Cerebral blood flow can be measured in absolute terms (700-800 mL/min) or per 100g of brain tissue. On average it is 60 mL/100g/min. If this value decreases below 20 there will be functional abnormalities, and below 10 there are irreversible changes.

Regulation of cerebral circulation

The cerebral blood flow is almost always kept constant, except for epileptic episodes or severe hypotension or hypertension. The cerebral circulation is autoregulated as long as the MAP is between 50 and 150 mmHg and the patient is supine. The brain accomplishes this by the Roy-Sherrington principle, which states that the brain can rearrange the cerebral circulation by controlling vasodilation and vasoconstriction of the vessels. This is how the brain autoregulates its blood flow.

This figure shows how the cerebral blood flow varies with the MAP. When the MAP is between 50 and 150 mmHg, the CBF is constant. The figures on the top show the degree of vasodilation at the different MAPs.

Vasodilation is induced by CO2, low pH, K+, adenosine, NO and a decreased pO2. Vasoconstriction is induced by decreased pCO2 or high pH.

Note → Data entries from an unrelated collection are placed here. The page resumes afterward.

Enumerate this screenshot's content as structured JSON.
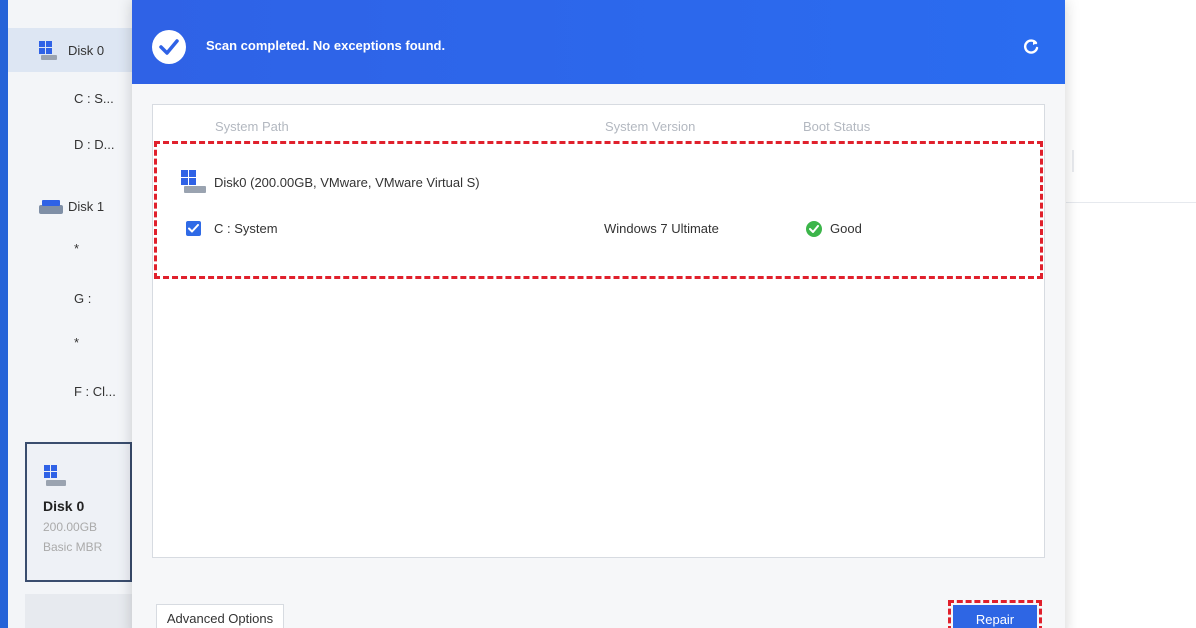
{
  "sidebar": {
    "disks": [
      {
        "label": "Disk 0",
        "partitions": [
          "C : S...",
          "D : D..."
        ]
      },
      {
        "label": "Disk 1",
        "partitions": [
          "*",
          "G :",
          "*",
          "F : Cl..."
        ]
      }
    ],
    "disk_card": {
      "name": "Disk 0",
      "size": "200.00GB",
      "type": "Basic MBR"
    }
  },
  "dialog": {
    "title": "Scan completed. No exceptions found.",
    "table": {
      "headers": {
        "path": "System Path",
        "version": "System Version",
        "boot": "Boot Status"
      },
      "disk_label": "Disk0 (200.00GB, VMware, VMware Virtual S)",
      "rows": [
        {
          "path": "C : System",
          "version": "Windows 7 Ultimate",
          "status": "Good",
          "checked": true
        }
      ]
    },
    "advanced_label": "Advanced Options",
    "repair_label": "Repair"
  },
  "colors": {
    "accent": "#2f62e6",
    "highlight": "#e0202c",
    "good": "#3cb54a"
  },
  "icons": {
    "check": "check-circle-icon",
    "refresh": "refresh-icon",
    "disk": "disk-icon",
    "status": "status-good-icon"
  }
}
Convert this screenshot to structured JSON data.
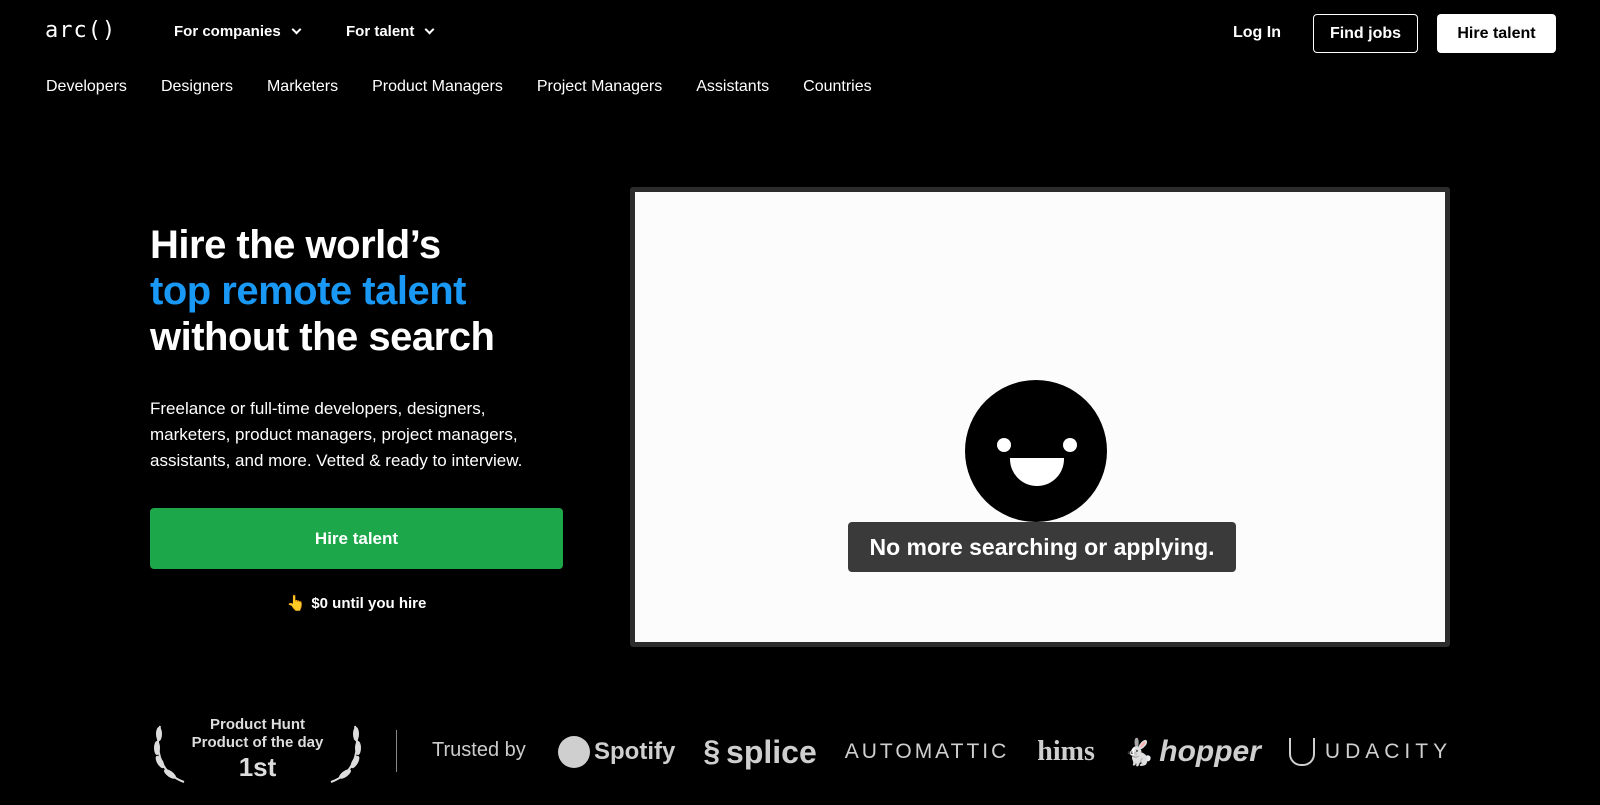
{
  "nav": {
    "logo": "arc()",
    "for_companies": "For companies",
    "for_talent": "For talent",
    "login": "Log In",
    "find_jobs": "Find jobs",
    "hire_talent": "Hire talent"
  },
  "subnav": [
    "Developers",
    "Designers",
    "Marketers",
    "Product Managers",
    "Project Managers",
    "Assistants",
    "Countries"
  ],
  "hero": {
    "title_line1": "Hire the world’s",
    "title_line2": "top remote talent",
    "title_line3": "without the search",
    "description": "Freelance or full-time developers, designers, marketers, product managers, project managers, assistants, and more. Vetted & ready to interview.",
    "cta": "Hire talent",
    "note_icon": "👆",
    "note": "$0 until you hire"
  },
  "video": {
    "caption": "No more searching or applying."
  },
  "badges": {
    "ph_line1": "Product Hunt",
    "ph_line2": "Product of the day",
    "ph_line3": "1st",
    "trusted_by": "Trusted by"
  },
  "logos": {
    "spotify": "Spotify",
    "splice": "splice",
    "automattic": "AUTOMATTIC",
    "hims": "hims",
    "hopper": "hopper",
    "udacity": "UDACITY"
  },
  "colors": {
    "accent": "#1a98f5",
    "cta": "#1ba74a",
    "background": "#000000"
  }
}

The cerebral autoregulation is impaired when the brain is in a diseased state, like in severe head injury, or ischemic stroke. This leaves the surviving brain tissue unprotected against the effects of blood pressure changes. The regulation is also lost in the tissue surrounding a space-occupying brain lesion like a tumour or a hematoma.

In chronic hypertension the range where CBF is autoregulated is shifted upwards (like e.g. towards 100 – 200 mmHg instead of the normal 50 – 150). If these patients suddenly decrease their MAP to normal values (around 90 mmHg) they will experience cerebral hypoperfusion.

The cerebral blood flow as a whole is constant. However the blood flow can be redirected to different parts of the brain depending on the need. As an example will Broca’s area receive more blood flow during talking. The classical theory was that cerebral blood flow is redirected to active neurons because active neurons have higher metabolism, which increases the level of metabolic byproducts like CO2 and adenosine, which in turn vasodilates nearby vessels. However, the local blood flow increases more than their metabolic activity would indicate, so that doesn’t appear to be the whole picture.[1]